Crowther’s life took another turn, this time for the better, on the day of his masters graduation. Instead of celebrating another degree, he was unable to attend due to an even bigger milestone: the birth of his daughter, Allyson.
Allyson — thoughtful, emotional and empathetic — and his son, Jackson — wild, bold and sweet — are now 10 and 8. Crowther is invested in watching his kids grow up but, as any loving father would, trying to keep them kids as long as he can.
He attends as many sports games and family excursions as possible, and the family will get creative to make sure Crowther gets to where he wants to be. “If it’s an inaccessible field, we decide how inaccessible that means,” said Cristina.
Crowther’s job allows him to invest himself in more than just his own kids, whether that be a student who is homeless or one that has not shown up to class in 30 days. Caring for children beyond his own is a balancing act.
“Realizing that I have a 10- and 8-year-old who only see joy in life right now, and making sure that that is the priority when we get home – we make a concerted effort to do that,” Crowther said.
Crowther was at the top of the math department at the high school in New Hampshire’s capital and when COVID tried to shut his life down. In true Crowther fashion, he kept pushing and enrolled in a doctorate program at Southern New Hampshire University, a degree he will continue to pursue as assistant principal next year.
Somehow, on top of his ambitious academic and career pursuits, Crowther never left sports behind. He plays adaptive sports like waterskiing, lacrosse and downhill skiing, but found his community through competitive wheelchair rugby.

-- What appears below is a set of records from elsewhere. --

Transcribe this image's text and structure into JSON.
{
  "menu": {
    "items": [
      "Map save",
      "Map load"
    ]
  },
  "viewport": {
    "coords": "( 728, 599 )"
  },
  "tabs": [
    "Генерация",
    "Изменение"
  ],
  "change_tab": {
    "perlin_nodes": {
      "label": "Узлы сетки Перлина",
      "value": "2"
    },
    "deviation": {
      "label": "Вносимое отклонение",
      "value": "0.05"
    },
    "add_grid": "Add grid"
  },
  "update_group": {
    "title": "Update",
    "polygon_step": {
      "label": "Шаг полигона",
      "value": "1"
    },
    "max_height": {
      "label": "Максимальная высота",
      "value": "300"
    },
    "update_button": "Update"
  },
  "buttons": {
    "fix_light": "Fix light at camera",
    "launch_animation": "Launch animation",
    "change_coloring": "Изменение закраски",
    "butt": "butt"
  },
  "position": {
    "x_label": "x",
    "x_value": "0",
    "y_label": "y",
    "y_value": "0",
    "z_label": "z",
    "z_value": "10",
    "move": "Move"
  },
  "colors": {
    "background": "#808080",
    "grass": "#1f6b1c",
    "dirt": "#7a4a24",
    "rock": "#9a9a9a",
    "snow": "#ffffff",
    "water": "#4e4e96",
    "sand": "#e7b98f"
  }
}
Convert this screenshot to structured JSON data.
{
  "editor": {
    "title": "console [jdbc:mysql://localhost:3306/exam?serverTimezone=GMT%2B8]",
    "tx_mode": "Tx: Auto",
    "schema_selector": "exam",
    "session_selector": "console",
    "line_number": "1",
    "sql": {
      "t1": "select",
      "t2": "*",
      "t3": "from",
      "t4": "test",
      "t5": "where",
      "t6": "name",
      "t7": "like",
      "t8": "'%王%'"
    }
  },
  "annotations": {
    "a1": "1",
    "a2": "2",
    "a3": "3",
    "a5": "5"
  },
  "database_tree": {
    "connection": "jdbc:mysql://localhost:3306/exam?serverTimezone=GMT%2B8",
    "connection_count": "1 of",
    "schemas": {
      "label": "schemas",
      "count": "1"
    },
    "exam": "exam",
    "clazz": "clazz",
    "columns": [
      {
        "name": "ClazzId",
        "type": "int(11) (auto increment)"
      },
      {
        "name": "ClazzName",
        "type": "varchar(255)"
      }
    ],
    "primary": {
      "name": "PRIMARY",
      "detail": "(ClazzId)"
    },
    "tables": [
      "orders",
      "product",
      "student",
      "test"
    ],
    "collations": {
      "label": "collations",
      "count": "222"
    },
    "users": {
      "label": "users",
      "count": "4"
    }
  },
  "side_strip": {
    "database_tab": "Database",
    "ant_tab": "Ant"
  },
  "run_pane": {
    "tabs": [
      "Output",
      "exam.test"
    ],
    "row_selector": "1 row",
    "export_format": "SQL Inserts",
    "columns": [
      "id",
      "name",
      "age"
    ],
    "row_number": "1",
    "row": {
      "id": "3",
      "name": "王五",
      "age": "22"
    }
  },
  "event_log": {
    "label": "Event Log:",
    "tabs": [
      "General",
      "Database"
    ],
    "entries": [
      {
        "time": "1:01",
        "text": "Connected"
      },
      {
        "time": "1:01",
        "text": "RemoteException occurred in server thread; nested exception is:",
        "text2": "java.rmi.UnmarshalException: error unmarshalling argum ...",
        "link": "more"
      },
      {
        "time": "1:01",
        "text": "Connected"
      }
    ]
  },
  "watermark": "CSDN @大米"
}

“ ‘If you’re going to be a real quad, this is what you need to get used to,’ ” he recalled the team telling him on his first day of practice, taking any extra equipment and cushioning off his wheelchair.
At first he wanted no part of it. A chair-on-chair contact sport after recently breaking his neck sounded nightmare-ish to Crowther.
“Second practice, they made me get in a chair, and I’ve loved it since,” he said.
The Northeast Passage Wildcats, his rugby team, helped him through major lifestyle adjustments, one of which was travel.
Crowther’s first time traveling in his chair was to West Palm Beach, Fla., for a tournament with the team. Ever since the team taught him how to navigate an airport, he has traveled comfortably, returning home to Scotland three times since the accident.
Rugby has built a community for Crowther and also for his family. Cristina has other wives of team members to ask questions to, and the kids hop into their dad’s chair after games to wheel around as fast as they can, smashing into everything around them.
When asked about how he talks about his accident and handicap abilities with his kids, Crowther put it simply: “It’s never been a hard conversation.”
During the first few days of each school year, Crowther tells his students about his accident and the things he is still able to do. For many students, Crowther’s wheelchair was familiar, as Gene Connolly was also in a chair when he was principal at Concord High due to his battle with ALS.
“If you knew Gene, he was always one to be self-deprecating and a man with a great sense of humor, as am I,” said Crowther. “So when we were both on wheels, we had a couple of funny conversations back and forth about that.”
Since the accident, Crowther has felt unwavering support which powers him forward.
“I’m going to pursue all my goals and make sure that I don’t give anybody a reason to doubt me,” said Crowther.